How to tell which game is being played
If you walk into a room and want to identify the game quickly, use this simple check:
- Look at the table size. Snooker tables are much larger.
- Look at the pockets. Snooker pockets are tighter and more demanding.
- Look at the balls. Snooker uses reds plus colors; pool usually uses solids and stripes or numbered balls.
- Look at the rules being discussed. If players are talking about reds, colors, or points, it is snooker.
- Look at the pace. Fast clearing games are usually pool; more tactical shot selection often points to snooker.
If you are mainly learning pool, it also helps to understand common foul situations such as a ball leaving the table. That changes the next shot and can be a big deal in casual play as well as in more formal rule sets. What happens if a pool ball leaves the table breaks that down clearly.

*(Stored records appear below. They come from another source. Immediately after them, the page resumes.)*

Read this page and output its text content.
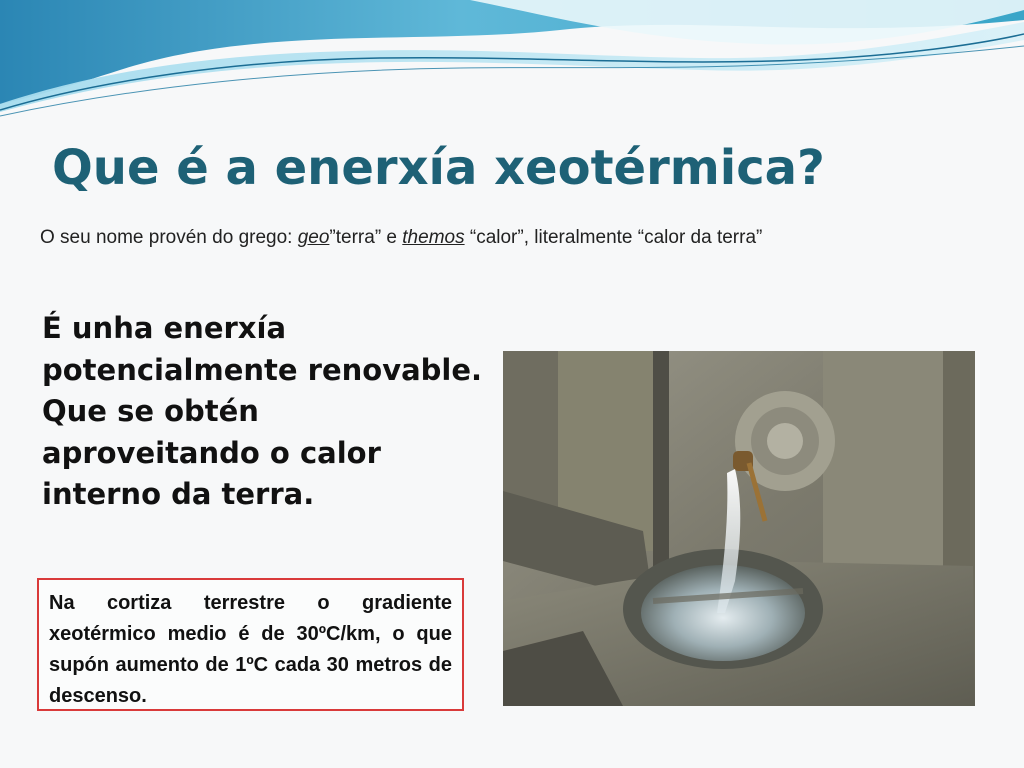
Que é a enerxía xeotérmica?

O seu nome provén do grego: geo”terra” e themos “calor”, literalmente “calor da terra”

É unha enerxía
potencialmente renovable.
Que se obtén
aproveitando o calor
interno da terra.

Na cortiza terrestre o gradiente xeotérmico medio é de 30ºC/km, o que supón aumento de 1ºC cada 30 metros de descenso.
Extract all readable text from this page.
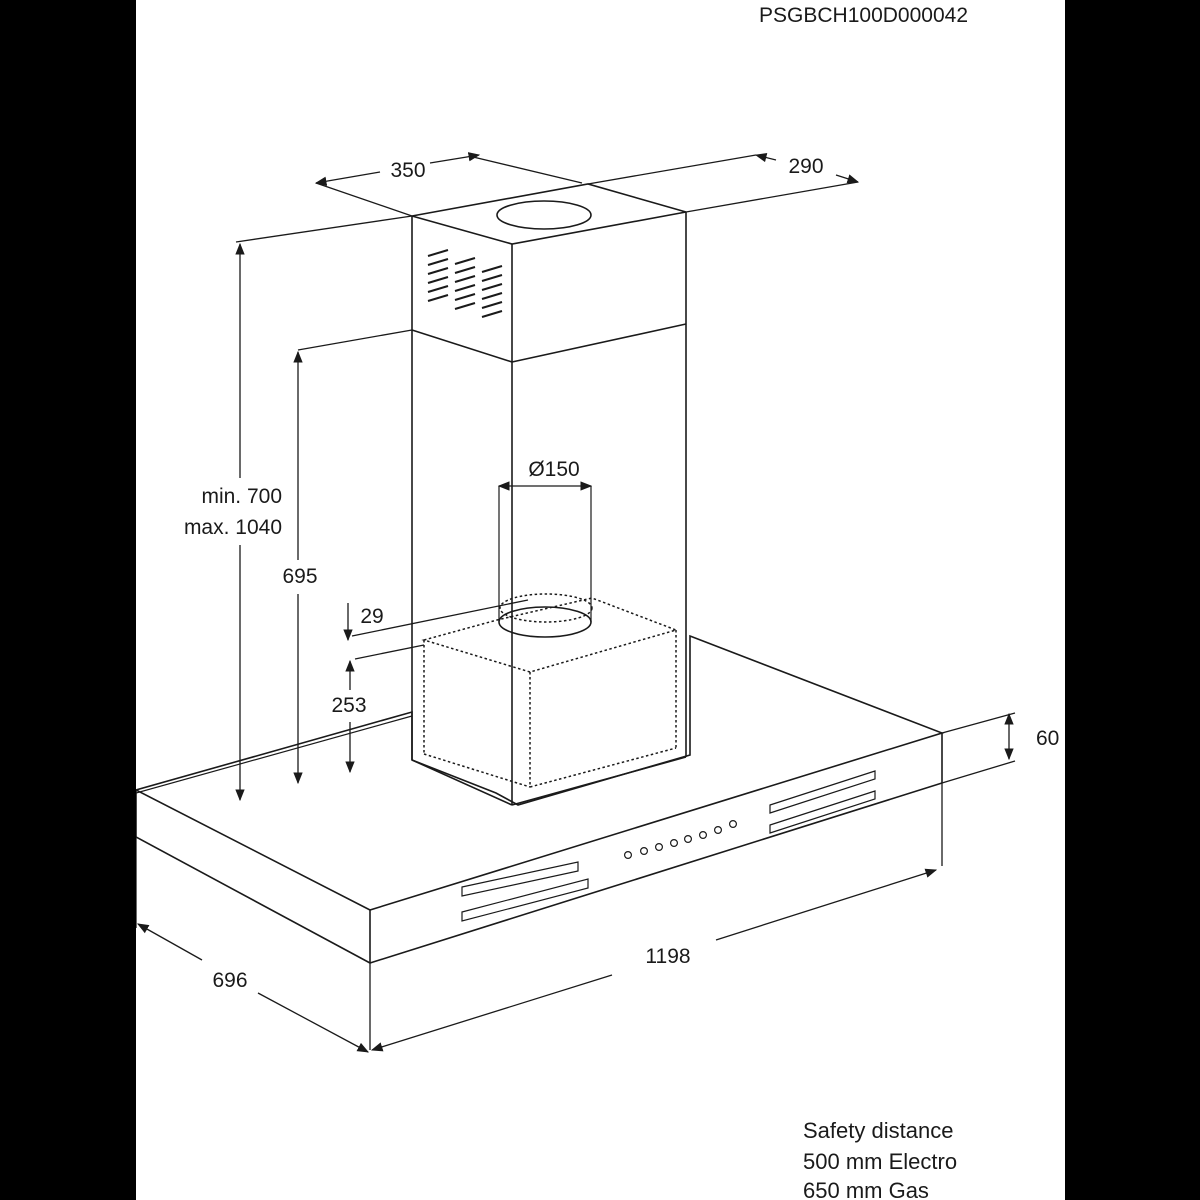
PSGBCH100D000042
350	290
min. 700
max. 1040
695
29
253
Ø150
60
1198
696
Safety distance
500 mm Electro
650 mm Gas
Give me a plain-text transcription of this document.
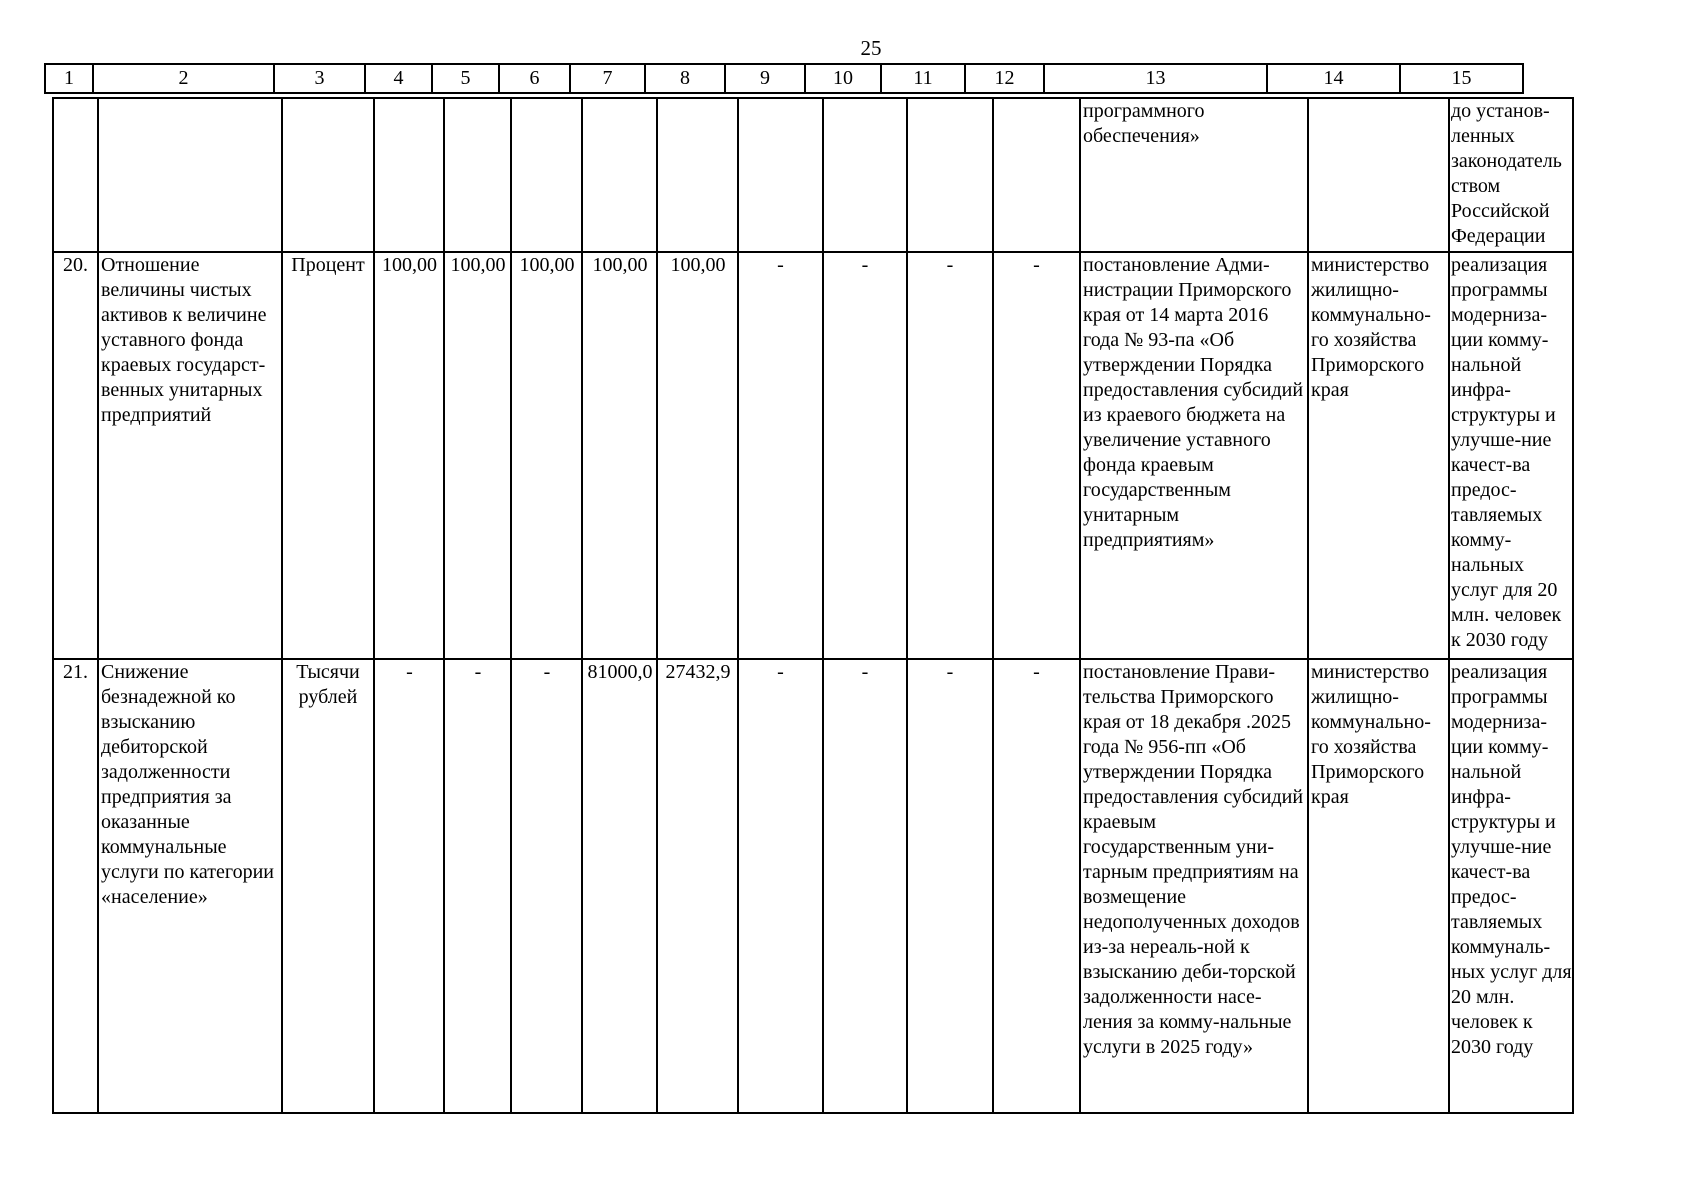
25
1	2	3	4	5	6	7	8	9	10	11	12	13	14	15
												программного обеспечения»		до установ-ленных законодатель ством Российской Федерации
20.	Отношение величины чистых активов к величине уставного фонда краевых государст-венных унитарных предприятий	Процент	100,00	100,00	100,00	100,00	100,00	-	-	-	-	постановление Адми-нистрации Приморского края от 14 марта 2016 года № 93-па «Об утверждении Порядка предоставления субсидий из краевого бюджета на увеличение уставного фонда краевым государственным унитарным предприятиям»	министерство жилищно-коммунально-го хозяйства Приморского края	реализация программы модерниза-ции комму-нальной инфра-структуры и улучше-ние качест-ва предос-тавляемых комму-нальных услуг для 20 млн. человек к 2030 году
21.	Снижение безнадежной ко взысканию дебиторской задолженности предприятия за оказанные коммунальные услуги по категории «население»	Тысячи рублей	-	-	-	81000,0	27432,9	-	-	-	-	постановление Прави-тельства Приморского края от 18 декабря .2025 года № 956-пп «Об утверждении Порядка предоставления субсидий краевым государственным уни-тарным предприятиям на возмещение недополученных доходов из-за нереаль-ной к взысканию деби-торской задолженности насе-ления за комму-нальные услуги в 2025 году»	министерство жилищно-коммунально-го хозяйства Приморского края	реализация программы модерниза-ции комму-нальной инфра-структуры и улучше-ние качест-ва предос-тавляемых коммуналь-ных услуг для 20 млн. человек к 2030 году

Can you use the same cue for both?
Sometimes, yes, but they are not usually ideal for both games. Snooker cues are often built with a slimmer tip and a slightly different feel, while pool cues are commonly matched to pool-style play. A cue that feels great in one game may feel awkward in the other, especially if you are used to one tip size or shaft style.

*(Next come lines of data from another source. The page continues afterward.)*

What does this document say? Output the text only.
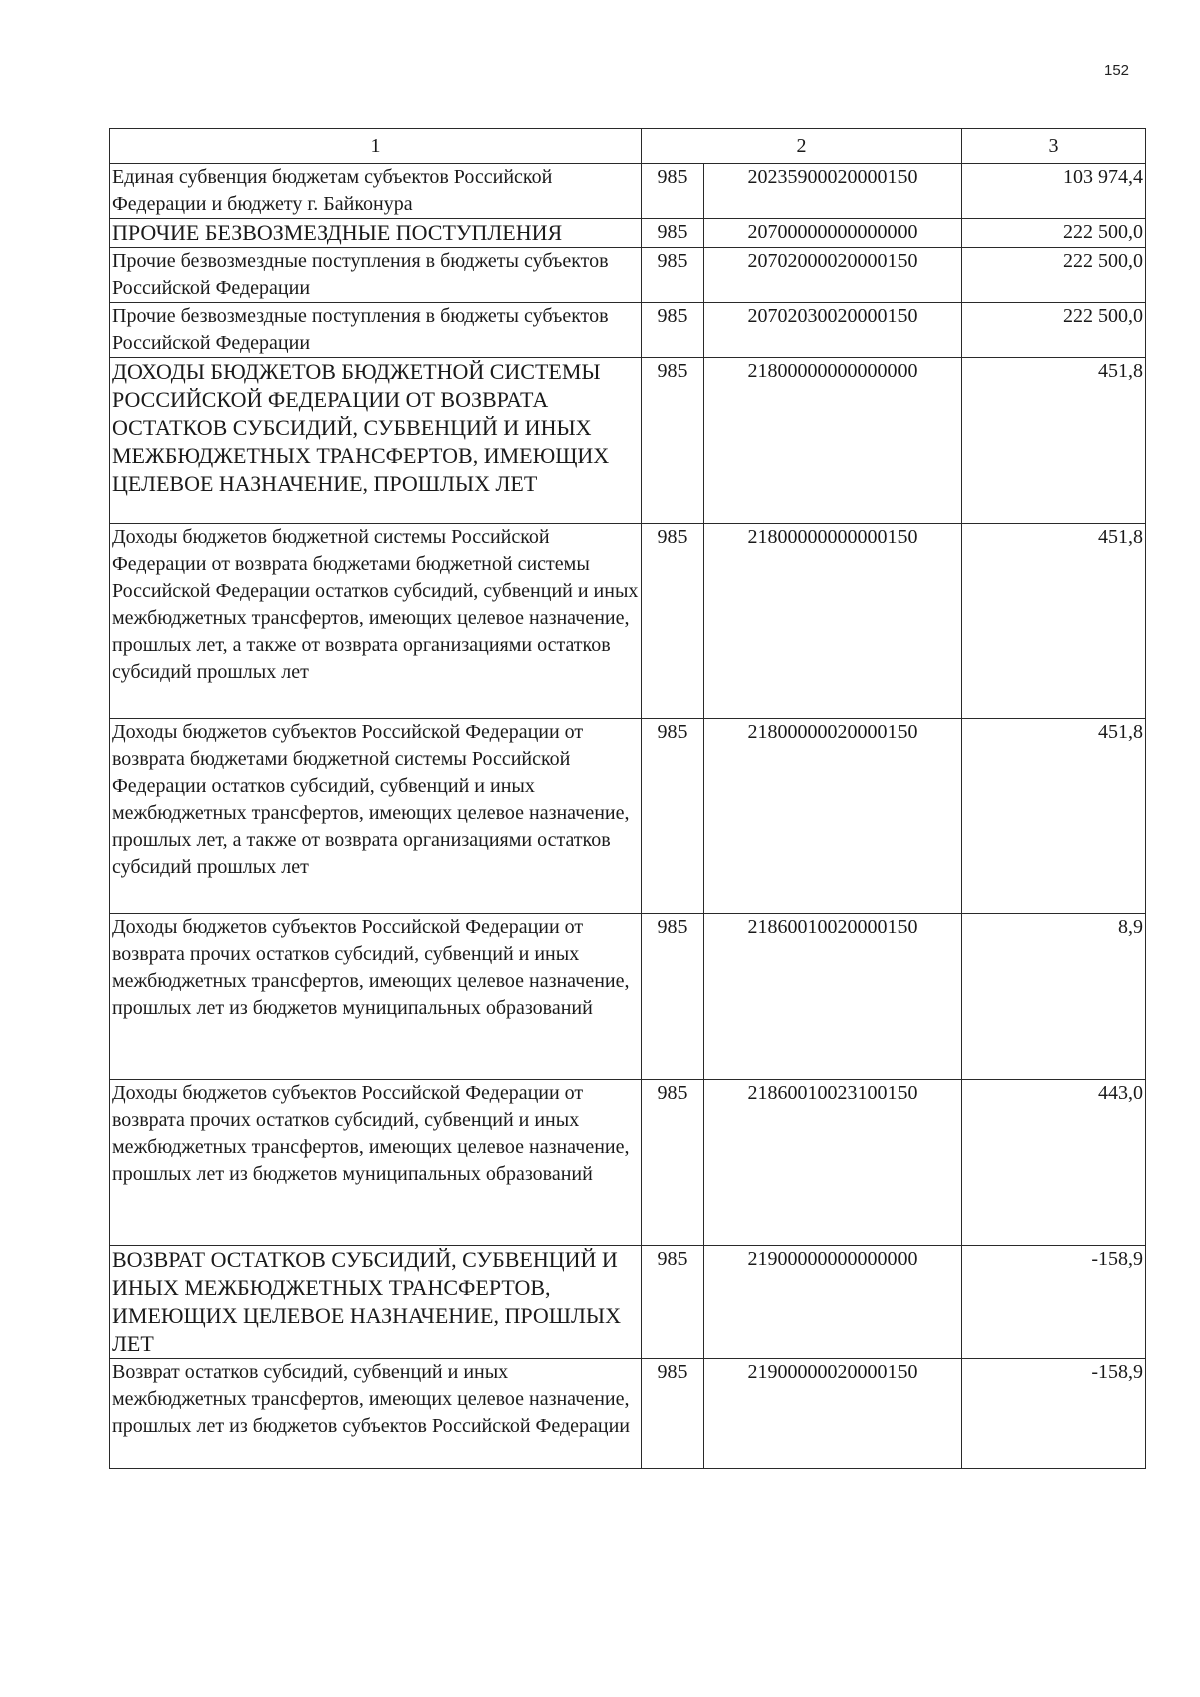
152
1	2		3
Единая субвенция бюджетам субъектов Российской Федерации и бюджету г. Байконура	985	20235900020000150	103 974,4
ПРОЧИЕ БЕЗВОЗМЕЗДНЫЕ ПОСТУПЛЕНИЯ	985	20700000000000000	222 500,0
Прочие безвозмездные поступления в бюджеты субъектов Российской Федерации	985	20702000020000150	222 500,0
Прочие безвозмездные поступления в бюджеты субъектов Российской Федерации	985	20702030020000150	222 500,0
ДОХОДЫ БЮДЖЕТОВ БЮДЖЕТНОЙ СИСТЕМЫ РОССИЙСКОЙ ФЕДЕРАЦИИ ОТ ВОЗВРАТА ОСТАТКОВ СУБСИДИЙ, СУБВЕНЦИЙ И ИНЫХ МЕЖБЮДЖЕТНЫХ ТРАНСФЕРТОВ, ИМЕЮЩИХ ЦЕЛЕВОЕ НАЗНАЧЕНИЕ, ПРОШЛЫХ ЛЕТ	985	21800000000000000	451,8
Доходы бюджетов бюджетной системы Российской Федерации от возврата бюджетами бюджетной системы Российской Федерации остатков субсидий, субвенций и иных межбюджетных трансфертов, имеющих целевое назначение, прошлых лет, а также от возврата организациями остатков субсидий прошлых лет	985	21800000000000150	451,8
Доходы бюджетов субъектов Российской Федерации от возврата бюджетами бюджетной системы Российской Федерации остатков субсидий, субвенций и иных межбюджетных трансфертов, имеющих целевое назначение, прошлых лет, а также от возврата организациями остатков субсидий прошлых лет	985	21800000020000150	451,8
Доходы бюджетов субъектов Российской Федерации от возврата прочих остатков субсидий, субвенций и иных межбюджетных трансфертов, имеющих целевое назначение, прошлых лет из бюджетов муниципальных образований	985	21860010020000150	8,9
Доходы бюджетов субъектов Российской Федерации от возврата прочих остатков субсидий, субвенций и иных межбюджетных трансфертов, имеющих целевое назначение, прошлых лет из бюджетов муниципальных образований	985	21860010023100150	443,0
ВОЗВРАТ ОСТАТКОВ СУБСИДИЙ, СУБВЕНЦИЙ И ИНЫХ МЕЖБЮДЖЕТНЫХ ТРАНСФЕРТОВ, ИМЕЮЩИХ ЦЕЛЕВОЕ НАЗНАЧЕНИЕ, ПРОШЛЫХ ЛЕТ	985	21900000000000000	-158,9
Возврат остатков субсидий, субвенций и иных межбюджетных трансфертов, имеющих целевое назначение, прошлых лет из бюджетов субъектов Российской Федерации	985	21900000020000150	-158,9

For casual play, the cue matters less than knowing the rules and the table you are standing at. For regular play, the right cue can make a noticeable difference in comfort and control.
FAQ
Is billiards the same as pool?
Not always. In everyday speech, many people use “billiards” and “pool” interchangeably, but the exact meaning depends on the country, the venue, and the game being played.
Is snooker a type of pool?
Usually, no. Snooker is its own cue sport with its own scoring system and table setup. People may loosely group it with pool because both are pocket-billiard games, but they are still different games.
Why are snooker pockets smaller?
Smaller pockets make the game more precise and more tactical. They force better shot selection and tighter cue-ball control, which is a big part of what makes snooker feel different from pool.
Which is easier to learn first?
Most beginners find pool easier to pick up first because the tables are smaller and the pocketing is more forgiving. Snooker can come later once you are comfortable with cue-ball control and basic position play.
Do pool and snooker use the same balls?
No. Pool ball sets vary by game, while snooker uses a specific set made up of reds and colored balls.
So, in plain English: pool and snooker are related, but they are not the same game. Pool is the broader everyday term most people use for pocket billiards, while snooker is a separate game with a bigger table, smaller pockets, a different ball set, and a very different scoring system.
If someone tells you they are basically the same thing, the easiest reply is: similar family, different game.